Senin, 04 Oktober 2010

TUGAS SOFT SKILL (PENGANTAR BISNIS INFORMASTIKA)

Perkembangan Bisinis IT di Bidang Industri Musik (Recording Music Studio)

Pada tahun 1945, musik tetap terbelenggu dalam dua dekade, dimana dalam eksperimen rekaman long play (Piringan hitam) pertama dilakukan oleh Irama Record 1957 atau setahun lebih tua dari produksi komersial Warner Bos. Pada masa itu musik tak punya akar yang kuat untuk menjadi pohon bisnis.



Hingga pada akhir 1970-an, musik berkembang di hampir semua jalur. Di jalur pop, kelompok-kelompok musik seperti Koes Plus, Favorite Group, Bimbo, D’Lloyd, The Mercy’s, atau Panbers. Di jalur dangdut, Rhoma Irama mengibarkan Soneta yang menggabungkan irama Melayu dan idiom Deep Purple. Balada dan country pun mulai mendapatkan tenaganya di tangan Yan Hartlan, Dede Haris, atau Iwan Abdurachman. Warna lain, yang memadukan pop dan art rock, lahir dari tangan Eros Djarot atau Guruh Soekarnoputra melalui kelompoknya, Gypsy.
Perubahan paling bergemuruh berlangsung di jalur rock. Godbless, Giant Step, Rawe Rontek, AKA, Rhapsodia, Rollies, atau SAS adalah beberapa agen perubahan itu. Sungguh sayang, kehadiran mereka baru sekadar jadi ‘pita kaset’ dari kelompok musisi asing yang tengah merajai dunia—sejak Led Zeppelin, Deep Purple, Black Sabbath, Alice Cooper, Rolling Stones, hingga The Beatles. Bisa dipahami kalau industri rekaman, yang mulai bermunculan saat itu, memunggungi mereka.
“Zaman itu zaman bebas merekam apa saja,” kata Jan Nurdjaja Djuhana, direktur senior artis dan repertoar Sony Music Entertainment Indonesia, yang pada 1973 ikut-ikutan mencari peruntungan dengan mendirikan Angels Record. Modalnya, tape recorder dan mesin ketik buat menuliskan judul-judul lagu. Lima sampai 10 kaset yang diproduksinya selama sepekan, ia taruh di etalase tokonya.
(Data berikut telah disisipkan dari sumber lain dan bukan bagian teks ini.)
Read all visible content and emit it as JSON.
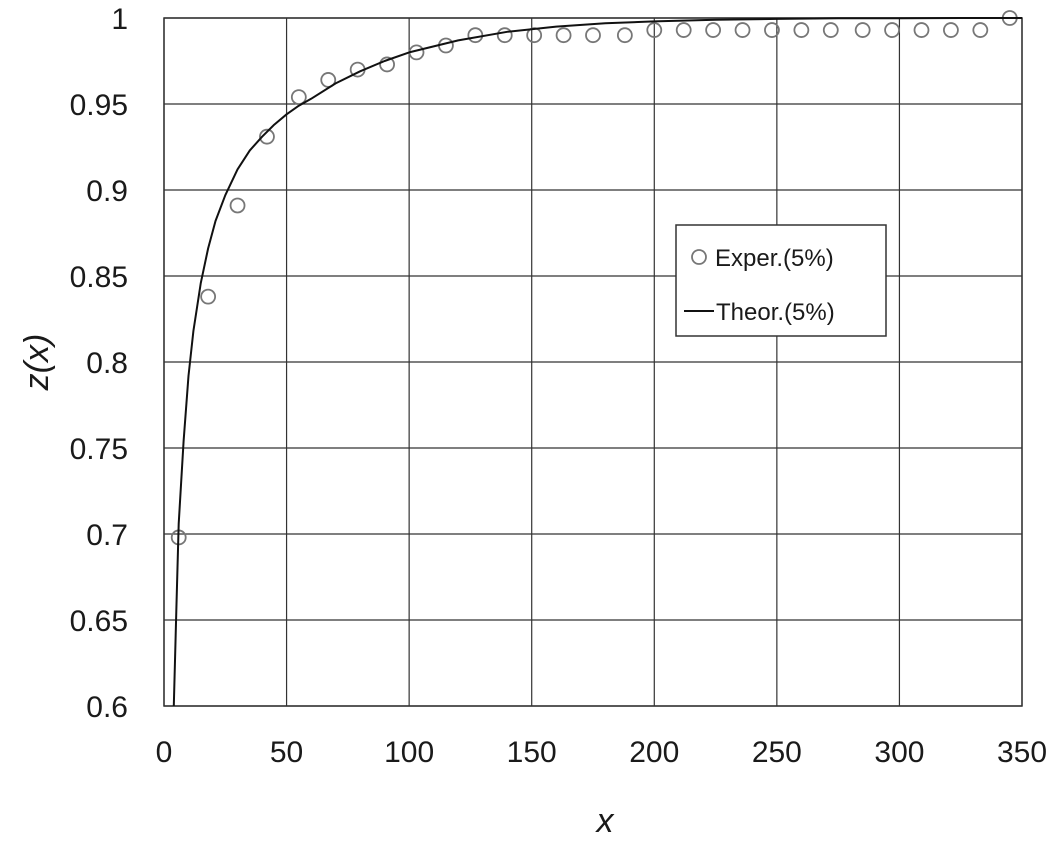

Pada tahun 1980-an, sikap industri rekaman terhadap musik rock mulai berubah secara signifikan menyusul lahirnya kader-kader berbagai festival. El Pamas, Power Metal, atau Slank adalah beberapa yang beruntung bisa mencicipi rejeki dapur rekaman. Keberuntungan yang sama juga menghampiri sejumlah lady rocker seperti Ita Purnamasari, Nicky Astria, Atiek CB, Anggun C. Sasmi, atau Nike Ardilla. Pada gilirannya mereka inilah yang menantang kekuatan pop generasi Jangan Sakiti Hatinya dan Hati yang Luka yang berada di tangan Iis Sugianto, Nia Daniaty, atau Betharia Sonata.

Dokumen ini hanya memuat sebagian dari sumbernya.